Wednesday, September 18, 2013

Dithering


Drawing by Harold Speed. Images here are from The Art Renewal Center

"Dither" is not to be confused with "hither", the opposite of "yon", which sounds like "yawn" but is much farther away from you.

"Dither" also sounds like "Zither". I actually own a zither, inherited through my husband's side of the family, although nobody I know really knows how to play it. The zither is the musical instrument used in the famous theme from the movie "The Third Man".




Back to the point. "Dither" is a term used by the revered artist and writer Harold Speed. He was an intelligent man, a very good artist  and a thoughtful, articulate writer who lived late 19th c. to early 20th c.. He wrote two books that are still widely read by artists today, Oil Painting Techniques and Materials    and The Practice and Science of Drawing.
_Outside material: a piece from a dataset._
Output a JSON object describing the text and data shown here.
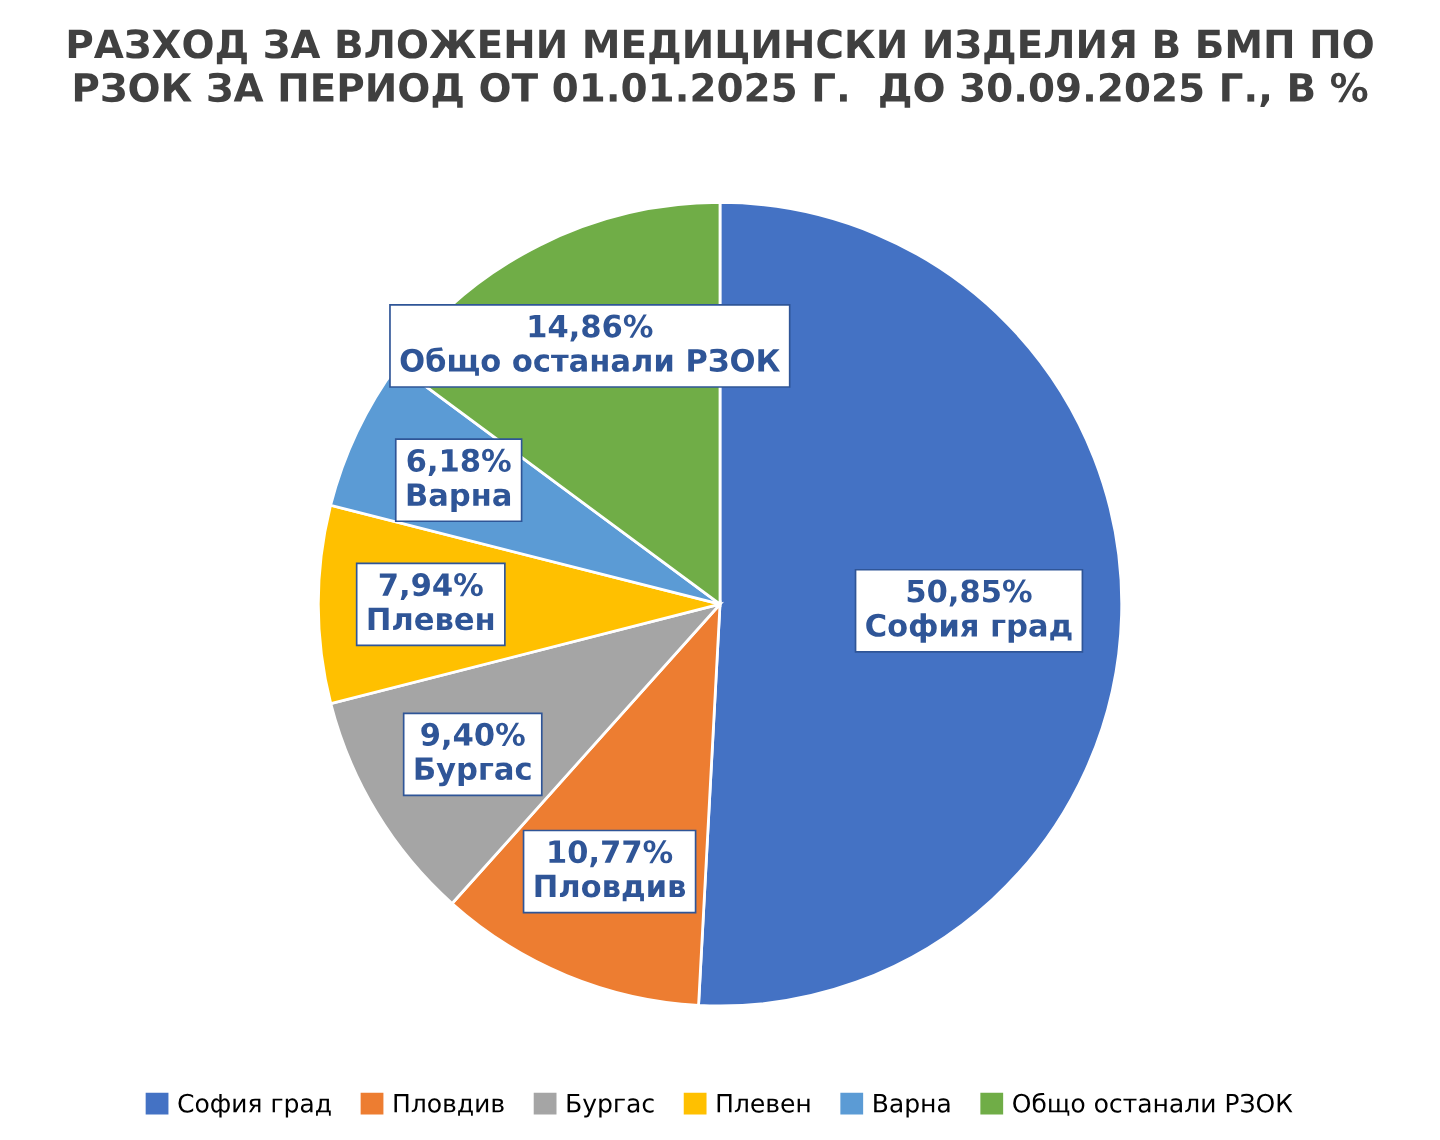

That last link goes to the public domain version of the book (free to download).

As Speed explains it, "dither" is "the play between vital parts to allow for movement", such as pistons fitting into cylinders. Speed says that the "play of life" should surround drawings and give them a vital charm. It's this lack of dither, this "play", that makes machine-made articles of things so lifeless. In Speed's view, a photograph can thus always be less full of life than a drawing or painting hand made by an artist. The test of a good drawing, says Speed, is not necessarily accuracy, it's whether the picture has life and conveys genuine feeling.

Now, photography has come a long way since Speed's time and it's not just the cold recorder of what the camera sees. There's all manner of ways to manipulate photographs, especially in Photoshop, and fine artists avail themselves of this tool all the time. Speed's point was that drawings which do not contain evidence of the hand of the artist tend to be "dead" drawings.

"Pictures are blamed for being conventional when it is lack of vitality that is the trouble. If the convention adopted has not been vitalised by the emotion that is the reason of the painting, it will, of course, be a lifeless affair. But however abstract and unnaturalistic the manner adopted, if it has been truly felt by the artist as the right means of expressing his emotional idea, it will have life and should not be called conventional in the commonly accepted offensive use of the term." Speed, The Practice and Science of Drawing, p. 75.

I'll probably come back to Speed later on in this blog, I read his work often and learn something new each time.